DavideC
DavideC

Reputation: 1

Importing a Python script within the same package, using a path containing the python package name in it

I have a python package (empty __init__.py inside) with several scripts, let's call it "mypackage" for simplifying. Then, I have two scripts, one called "utils.py", one call "view.py". I want to import utils in view, but, depending on the computer I am using (both Windows 10, both WinPython, both PyCharm, both 64bit), only one import form works, from the following two:

import utils as u

OR

import mypackage.utils as u

Why are not both of them working?

Upvotes: 0

Views: 107

Answers (2)

ems
ems

Reputation: 990

As mentioned in python documentation:

When a module named spam is imported, the interpreter first searches for a built-in module with that name. If not found, it then searches for a file named spam.py in a list of directories given by the variable sys.path. sys.path is initialized from these locations:

  1. The directory containing the input script (or the current directory when no file is specified).
  2. PYTHONPATH (a list of directory names, with the same syntax as the shell variable PATH).
  3. The installation-dependent default.

When u write import mypackage.utils as u your mypackage directory should be specified in the PYTHONPATH environment variable.

Upvotes: 0

FHTMitchell
FHTMitchell

Reputation: 12156

Probably because one of your computers has python 2.x and the other has python 3.x. The way of importing modules in the same package changed with PEP 328.

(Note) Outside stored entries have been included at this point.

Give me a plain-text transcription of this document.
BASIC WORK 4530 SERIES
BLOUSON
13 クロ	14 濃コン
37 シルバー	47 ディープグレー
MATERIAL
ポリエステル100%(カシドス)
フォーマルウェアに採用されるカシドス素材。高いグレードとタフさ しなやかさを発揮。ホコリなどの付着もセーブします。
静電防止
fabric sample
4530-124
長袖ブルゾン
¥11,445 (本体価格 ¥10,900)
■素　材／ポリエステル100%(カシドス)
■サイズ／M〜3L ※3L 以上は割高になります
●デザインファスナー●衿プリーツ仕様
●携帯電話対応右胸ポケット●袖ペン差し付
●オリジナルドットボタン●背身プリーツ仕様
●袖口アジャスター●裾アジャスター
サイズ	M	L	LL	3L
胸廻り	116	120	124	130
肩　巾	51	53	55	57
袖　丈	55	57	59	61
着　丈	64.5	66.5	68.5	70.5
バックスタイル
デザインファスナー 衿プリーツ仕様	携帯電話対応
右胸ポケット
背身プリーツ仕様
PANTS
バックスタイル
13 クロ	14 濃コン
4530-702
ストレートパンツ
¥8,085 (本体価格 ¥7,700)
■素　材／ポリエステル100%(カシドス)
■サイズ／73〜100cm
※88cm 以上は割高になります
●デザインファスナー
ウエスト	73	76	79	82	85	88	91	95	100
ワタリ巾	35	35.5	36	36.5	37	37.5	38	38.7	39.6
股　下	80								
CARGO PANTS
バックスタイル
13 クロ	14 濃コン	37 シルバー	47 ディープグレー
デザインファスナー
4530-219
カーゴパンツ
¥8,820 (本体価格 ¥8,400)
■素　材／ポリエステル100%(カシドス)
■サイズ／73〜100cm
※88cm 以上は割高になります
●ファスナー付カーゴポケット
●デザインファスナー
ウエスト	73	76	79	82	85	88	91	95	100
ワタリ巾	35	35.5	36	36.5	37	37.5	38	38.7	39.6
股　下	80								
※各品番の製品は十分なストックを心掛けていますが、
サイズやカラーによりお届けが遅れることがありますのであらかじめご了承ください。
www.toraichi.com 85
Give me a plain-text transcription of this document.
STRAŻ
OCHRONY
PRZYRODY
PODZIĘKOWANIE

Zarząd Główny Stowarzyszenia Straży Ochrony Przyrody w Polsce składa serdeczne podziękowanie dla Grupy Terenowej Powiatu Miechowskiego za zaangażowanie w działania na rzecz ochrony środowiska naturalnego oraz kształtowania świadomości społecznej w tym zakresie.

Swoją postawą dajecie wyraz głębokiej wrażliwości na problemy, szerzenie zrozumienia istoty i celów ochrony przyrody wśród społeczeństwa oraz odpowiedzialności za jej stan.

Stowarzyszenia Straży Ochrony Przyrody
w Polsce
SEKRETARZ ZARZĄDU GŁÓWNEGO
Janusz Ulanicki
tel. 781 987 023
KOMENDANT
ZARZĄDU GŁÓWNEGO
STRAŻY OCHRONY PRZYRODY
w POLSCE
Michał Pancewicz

The former way of doing this was with ambiguous relative imports

import utils

The problem is, does this refer to a module in the package or a stdlib module? This ambiguity meant that in python 3.0, it was decided that this syntax will always refer to installed packages in sys.path (known as absolute imports) and the syntax

from . import utils

To cope with this backward incompatible change, python introduced the

from __future__ import absolute_import

which you can put in python version >= 2.5 code at the top of your file and then can use the latter method.

As far as I am aware, import mypackage.utils should work so long as mypackage is in a directory in sys.path, so I think that should work no matter what.